Several changes to the Chrome and Chrome OS source code from March and April show that internal development on tablet compatibility has already begun. These include references to virtual keyboard for on-screen touch input and also to "CrOS Touch", as opposed to just CrOS as before, in the text for the User-Agent string: a comment notes that this lets websites that are already customizing for tablet experiences easily adapt to support tablet ChromeOS devices." Additionally, further work has been done to make the browser more touch-friendly. UI Concepts for a Chrome OS tablet, including image renders and a short video, are available on dev.chromium.org.
Google first announced Chrome OS in July of 2009, noting that it was aimed at laptop PCs and netbooks; source code for Chrome OS was first released later that year in November. The OS features a lightweight architecture based around a Linux kernel running a "new windowing system" which in turn runs a version of the company's Chrome web browser.

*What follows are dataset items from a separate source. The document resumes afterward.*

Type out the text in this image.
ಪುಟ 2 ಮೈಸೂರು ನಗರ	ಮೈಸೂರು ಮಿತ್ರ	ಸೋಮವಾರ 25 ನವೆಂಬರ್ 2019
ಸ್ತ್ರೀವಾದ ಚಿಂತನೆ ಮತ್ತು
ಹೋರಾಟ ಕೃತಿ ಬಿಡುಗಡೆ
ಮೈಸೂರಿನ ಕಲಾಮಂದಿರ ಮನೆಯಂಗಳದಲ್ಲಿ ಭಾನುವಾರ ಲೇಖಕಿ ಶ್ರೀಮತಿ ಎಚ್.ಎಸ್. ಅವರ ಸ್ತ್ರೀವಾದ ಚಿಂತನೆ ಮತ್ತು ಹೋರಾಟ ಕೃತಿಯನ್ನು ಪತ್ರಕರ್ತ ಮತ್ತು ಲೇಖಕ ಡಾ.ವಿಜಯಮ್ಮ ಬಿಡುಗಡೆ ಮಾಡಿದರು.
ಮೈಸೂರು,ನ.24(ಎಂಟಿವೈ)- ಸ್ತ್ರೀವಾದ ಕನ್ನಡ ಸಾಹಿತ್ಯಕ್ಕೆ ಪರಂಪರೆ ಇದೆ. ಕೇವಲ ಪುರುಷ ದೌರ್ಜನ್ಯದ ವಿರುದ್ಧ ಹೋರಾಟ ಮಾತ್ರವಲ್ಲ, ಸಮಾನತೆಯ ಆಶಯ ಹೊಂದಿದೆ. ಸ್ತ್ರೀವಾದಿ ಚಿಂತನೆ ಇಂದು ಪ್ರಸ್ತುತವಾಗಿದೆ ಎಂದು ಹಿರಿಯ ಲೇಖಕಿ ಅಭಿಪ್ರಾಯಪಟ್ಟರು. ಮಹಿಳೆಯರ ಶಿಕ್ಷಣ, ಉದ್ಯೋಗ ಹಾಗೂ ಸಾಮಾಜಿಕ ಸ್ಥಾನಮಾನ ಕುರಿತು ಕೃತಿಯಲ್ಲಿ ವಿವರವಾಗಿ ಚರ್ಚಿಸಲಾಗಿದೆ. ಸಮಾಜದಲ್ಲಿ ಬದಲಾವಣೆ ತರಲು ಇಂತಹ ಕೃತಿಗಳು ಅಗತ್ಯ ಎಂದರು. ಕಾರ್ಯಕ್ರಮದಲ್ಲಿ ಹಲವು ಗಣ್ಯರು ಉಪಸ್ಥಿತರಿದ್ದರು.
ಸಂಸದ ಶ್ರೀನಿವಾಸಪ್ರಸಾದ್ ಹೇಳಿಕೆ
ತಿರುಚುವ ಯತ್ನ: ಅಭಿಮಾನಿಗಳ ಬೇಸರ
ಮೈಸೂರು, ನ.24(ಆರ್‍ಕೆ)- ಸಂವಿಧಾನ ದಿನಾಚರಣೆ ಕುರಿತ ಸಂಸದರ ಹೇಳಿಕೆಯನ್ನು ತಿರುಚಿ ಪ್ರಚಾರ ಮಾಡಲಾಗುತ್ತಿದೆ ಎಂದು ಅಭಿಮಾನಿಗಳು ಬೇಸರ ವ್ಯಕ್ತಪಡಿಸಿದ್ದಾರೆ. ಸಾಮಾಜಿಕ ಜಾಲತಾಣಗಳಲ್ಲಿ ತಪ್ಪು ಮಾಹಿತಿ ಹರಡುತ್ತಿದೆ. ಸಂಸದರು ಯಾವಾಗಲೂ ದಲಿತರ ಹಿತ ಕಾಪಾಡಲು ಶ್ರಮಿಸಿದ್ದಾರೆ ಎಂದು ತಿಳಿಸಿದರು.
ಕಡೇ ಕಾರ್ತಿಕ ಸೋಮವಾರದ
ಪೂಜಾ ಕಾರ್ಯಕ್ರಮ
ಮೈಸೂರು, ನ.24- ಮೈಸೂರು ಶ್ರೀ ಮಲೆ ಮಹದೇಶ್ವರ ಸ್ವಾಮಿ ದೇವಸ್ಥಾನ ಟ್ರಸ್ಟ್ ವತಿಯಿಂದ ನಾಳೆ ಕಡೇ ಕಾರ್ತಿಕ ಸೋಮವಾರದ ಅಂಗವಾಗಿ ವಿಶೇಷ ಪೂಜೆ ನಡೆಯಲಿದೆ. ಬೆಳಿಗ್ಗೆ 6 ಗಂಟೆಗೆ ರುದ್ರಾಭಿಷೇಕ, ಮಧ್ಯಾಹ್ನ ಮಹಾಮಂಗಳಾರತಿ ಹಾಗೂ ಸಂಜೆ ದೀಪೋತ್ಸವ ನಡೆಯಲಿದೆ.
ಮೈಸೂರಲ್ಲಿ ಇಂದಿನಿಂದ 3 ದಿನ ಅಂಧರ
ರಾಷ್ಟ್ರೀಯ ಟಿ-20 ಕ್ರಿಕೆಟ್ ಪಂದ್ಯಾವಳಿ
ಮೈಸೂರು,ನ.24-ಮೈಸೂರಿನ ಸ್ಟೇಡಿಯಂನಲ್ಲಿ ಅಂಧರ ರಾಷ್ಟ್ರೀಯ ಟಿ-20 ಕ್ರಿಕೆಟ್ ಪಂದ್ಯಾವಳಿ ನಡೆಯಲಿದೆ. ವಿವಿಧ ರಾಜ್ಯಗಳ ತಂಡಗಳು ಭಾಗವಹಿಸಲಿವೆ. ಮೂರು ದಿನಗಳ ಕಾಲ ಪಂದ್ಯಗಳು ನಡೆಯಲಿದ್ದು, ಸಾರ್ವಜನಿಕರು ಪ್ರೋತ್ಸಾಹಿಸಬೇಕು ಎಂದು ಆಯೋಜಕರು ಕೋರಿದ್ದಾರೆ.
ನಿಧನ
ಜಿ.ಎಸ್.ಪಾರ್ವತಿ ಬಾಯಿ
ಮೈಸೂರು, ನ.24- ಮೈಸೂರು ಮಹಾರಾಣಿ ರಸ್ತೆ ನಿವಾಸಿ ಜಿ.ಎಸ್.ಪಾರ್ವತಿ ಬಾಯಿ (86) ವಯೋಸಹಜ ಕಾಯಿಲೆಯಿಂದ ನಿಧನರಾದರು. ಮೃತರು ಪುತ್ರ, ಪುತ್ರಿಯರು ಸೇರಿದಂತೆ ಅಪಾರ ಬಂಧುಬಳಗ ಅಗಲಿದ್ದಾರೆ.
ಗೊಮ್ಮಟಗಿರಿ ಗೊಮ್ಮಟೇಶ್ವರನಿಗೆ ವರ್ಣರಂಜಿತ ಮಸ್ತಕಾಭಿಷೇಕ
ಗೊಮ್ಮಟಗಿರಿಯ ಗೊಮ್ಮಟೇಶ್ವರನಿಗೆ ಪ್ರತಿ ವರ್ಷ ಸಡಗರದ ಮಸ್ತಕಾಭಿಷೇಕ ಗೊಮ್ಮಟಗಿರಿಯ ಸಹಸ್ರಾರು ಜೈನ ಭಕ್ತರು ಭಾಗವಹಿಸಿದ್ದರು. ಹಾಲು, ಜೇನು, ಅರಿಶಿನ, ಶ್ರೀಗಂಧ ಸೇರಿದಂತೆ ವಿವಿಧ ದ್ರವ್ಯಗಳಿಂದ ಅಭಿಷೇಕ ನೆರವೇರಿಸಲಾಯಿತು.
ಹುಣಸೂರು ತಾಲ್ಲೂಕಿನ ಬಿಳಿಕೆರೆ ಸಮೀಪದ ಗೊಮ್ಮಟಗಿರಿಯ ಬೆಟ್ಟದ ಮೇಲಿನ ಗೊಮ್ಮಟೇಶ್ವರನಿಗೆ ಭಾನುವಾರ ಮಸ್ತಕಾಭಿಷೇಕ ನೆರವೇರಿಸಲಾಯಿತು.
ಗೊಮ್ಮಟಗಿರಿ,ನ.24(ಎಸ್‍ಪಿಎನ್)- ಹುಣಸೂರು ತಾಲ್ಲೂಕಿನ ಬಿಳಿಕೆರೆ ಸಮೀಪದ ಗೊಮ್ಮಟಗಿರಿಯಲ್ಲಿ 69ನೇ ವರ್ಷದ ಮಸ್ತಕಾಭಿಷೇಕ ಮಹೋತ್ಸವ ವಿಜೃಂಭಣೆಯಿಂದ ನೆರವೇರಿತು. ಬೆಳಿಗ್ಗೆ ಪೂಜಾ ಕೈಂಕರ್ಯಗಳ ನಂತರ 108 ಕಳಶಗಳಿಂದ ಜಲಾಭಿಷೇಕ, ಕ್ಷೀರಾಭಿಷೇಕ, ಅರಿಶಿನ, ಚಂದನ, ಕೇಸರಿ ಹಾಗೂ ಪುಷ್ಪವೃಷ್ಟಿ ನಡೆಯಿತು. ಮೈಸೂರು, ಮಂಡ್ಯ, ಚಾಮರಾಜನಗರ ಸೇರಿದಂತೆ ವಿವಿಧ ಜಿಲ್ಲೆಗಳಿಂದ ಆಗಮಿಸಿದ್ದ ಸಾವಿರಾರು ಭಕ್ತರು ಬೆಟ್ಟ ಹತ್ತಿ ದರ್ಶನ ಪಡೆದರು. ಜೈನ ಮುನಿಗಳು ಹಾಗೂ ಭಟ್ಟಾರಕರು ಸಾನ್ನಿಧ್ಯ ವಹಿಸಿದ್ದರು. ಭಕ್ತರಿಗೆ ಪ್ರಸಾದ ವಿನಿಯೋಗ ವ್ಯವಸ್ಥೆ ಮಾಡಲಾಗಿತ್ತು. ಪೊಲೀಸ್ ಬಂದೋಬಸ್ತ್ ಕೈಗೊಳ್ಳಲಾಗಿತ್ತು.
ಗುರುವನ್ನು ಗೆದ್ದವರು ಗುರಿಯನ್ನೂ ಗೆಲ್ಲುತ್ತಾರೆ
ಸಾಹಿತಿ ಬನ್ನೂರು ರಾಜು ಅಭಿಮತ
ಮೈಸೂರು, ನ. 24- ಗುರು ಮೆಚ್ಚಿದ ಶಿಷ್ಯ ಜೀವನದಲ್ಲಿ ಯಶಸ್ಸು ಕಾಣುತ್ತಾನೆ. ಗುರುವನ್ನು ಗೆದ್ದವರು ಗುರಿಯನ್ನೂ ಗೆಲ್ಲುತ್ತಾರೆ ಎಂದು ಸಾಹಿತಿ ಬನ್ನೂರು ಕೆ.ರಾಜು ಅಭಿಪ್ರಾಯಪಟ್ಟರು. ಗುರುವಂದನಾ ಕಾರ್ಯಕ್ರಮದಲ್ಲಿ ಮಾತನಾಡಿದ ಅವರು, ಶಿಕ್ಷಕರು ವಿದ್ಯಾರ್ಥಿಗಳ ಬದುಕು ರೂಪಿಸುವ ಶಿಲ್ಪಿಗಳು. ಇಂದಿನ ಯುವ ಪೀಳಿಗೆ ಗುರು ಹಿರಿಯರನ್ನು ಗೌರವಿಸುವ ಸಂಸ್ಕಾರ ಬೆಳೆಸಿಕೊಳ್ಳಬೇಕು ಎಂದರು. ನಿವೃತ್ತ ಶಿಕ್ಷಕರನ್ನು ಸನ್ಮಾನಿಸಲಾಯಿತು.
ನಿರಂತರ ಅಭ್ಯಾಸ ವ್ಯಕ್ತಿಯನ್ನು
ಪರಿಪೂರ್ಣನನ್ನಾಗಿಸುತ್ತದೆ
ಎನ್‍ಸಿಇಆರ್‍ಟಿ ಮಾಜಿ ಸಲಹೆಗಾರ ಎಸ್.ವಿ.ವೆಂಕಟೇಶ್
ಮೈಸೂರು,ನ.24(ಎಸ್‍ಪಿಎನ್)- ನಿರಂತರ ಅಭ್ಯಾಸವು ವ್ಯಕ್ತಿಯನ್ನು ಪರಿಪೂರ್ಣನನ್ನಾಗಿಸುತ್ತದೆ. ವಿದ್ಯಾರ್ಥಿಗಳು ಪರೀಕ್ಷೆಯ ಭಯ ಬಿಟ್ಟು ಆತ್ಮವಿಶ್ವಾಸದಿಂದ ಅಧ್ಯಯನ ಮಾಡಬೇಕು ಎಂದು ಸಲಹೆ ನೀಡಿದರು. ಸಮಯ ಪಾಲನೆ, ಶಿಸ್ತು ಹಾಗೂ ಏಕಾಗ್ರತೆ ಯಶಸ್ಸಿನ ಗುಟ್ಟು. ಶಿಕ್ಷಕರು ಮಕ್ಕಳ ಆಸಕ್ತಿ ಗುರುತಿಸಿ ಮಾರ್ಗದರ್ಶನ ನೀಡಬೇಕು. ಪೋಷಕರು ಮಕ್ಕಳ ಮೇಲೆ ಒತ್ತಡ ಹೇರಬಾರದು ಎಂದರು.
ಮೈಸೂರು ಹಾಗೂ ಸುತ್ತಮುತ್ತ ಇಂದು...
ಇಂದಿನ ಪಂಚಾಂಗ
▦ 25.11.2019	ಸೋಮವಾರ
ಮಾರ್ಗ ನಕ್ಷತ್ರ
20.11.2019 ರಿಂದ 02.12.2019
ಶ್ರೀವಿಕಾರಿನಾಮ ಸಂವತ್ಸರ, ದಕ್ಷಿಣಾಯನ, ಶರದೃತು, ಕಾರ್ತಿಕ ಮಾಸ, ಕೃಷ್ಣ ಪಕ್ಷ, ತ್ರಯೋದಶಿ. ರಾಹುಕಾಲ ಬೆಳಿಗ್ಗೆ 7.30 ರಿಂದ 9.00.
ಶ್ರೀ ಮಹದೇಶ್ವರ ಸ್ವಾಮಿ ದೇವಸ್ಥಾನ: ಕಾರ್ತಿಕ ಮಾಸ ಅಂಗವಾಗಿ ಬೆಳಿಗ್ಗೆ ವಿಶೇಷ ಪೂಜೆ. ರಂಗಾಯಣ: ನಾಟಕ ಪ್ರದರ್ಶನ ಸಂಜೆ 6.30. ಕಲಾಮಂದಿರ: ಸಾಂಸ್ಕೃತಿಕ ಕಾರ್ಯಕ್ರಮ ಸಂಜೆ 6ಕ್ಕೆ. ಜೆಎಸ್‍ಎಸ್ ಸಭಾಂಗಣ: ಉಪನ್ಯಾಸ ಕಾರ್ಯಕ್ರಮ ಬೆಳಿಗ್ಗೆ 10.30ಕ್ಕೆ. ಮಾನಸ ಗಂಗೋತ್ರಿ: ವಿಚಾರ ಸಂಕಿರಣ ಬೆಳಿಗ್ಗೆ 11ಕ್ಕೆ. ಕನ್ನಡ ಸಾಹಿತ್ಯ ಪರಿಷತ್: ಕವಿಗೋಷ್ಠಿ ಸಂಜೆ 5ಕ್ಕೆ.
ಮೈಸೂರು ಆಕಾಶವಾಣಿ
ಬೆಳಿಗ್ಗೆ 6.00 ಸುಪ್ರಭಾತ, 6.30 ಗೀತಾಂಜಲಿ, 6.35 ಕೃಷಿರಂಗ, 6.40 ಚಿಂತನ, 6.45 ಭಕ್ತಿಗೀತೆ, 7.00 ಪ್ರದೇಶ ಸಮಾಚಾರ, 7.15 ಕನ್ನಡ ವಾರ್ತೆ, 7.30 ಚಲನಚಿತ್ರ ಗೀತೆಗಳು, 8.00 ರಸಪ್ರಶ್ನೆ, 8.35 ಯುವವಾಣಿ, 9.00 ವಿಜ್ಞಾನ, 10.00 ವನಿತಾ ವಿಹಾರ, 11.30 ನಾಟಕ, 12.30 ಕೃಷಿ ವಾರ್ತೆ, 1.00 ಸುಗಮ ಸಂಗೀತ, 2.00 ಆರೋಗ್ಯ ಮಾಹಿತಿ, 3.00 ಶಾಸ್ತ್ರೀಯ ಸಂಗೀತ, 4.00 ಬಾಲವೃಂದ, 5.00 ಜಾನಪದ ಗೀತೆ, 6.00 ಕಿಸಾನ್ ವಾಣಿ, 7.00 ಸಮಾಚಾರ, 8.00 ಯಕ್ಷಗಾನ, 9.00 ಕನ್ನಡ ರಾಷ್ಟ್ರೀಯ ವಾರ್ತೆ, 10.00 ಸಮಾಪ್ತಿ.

In December of last year, Google started issuing a limited number of notebooks aimed at developers and testers that included the Chrome OS. The notebook was known as Cr-48, a symbol for a rare chromium isotope, featured a 12.1-inch display, a large touch pad, a built-in 3G data connection, a webcam, 802.11n Wi-Fi functionality and a full size keyboard (without CAPS LOCK and function keys, as Google pointed out). A retail device running Chrome OS has yet to ship, however; initial devices are expected to arrive this summer.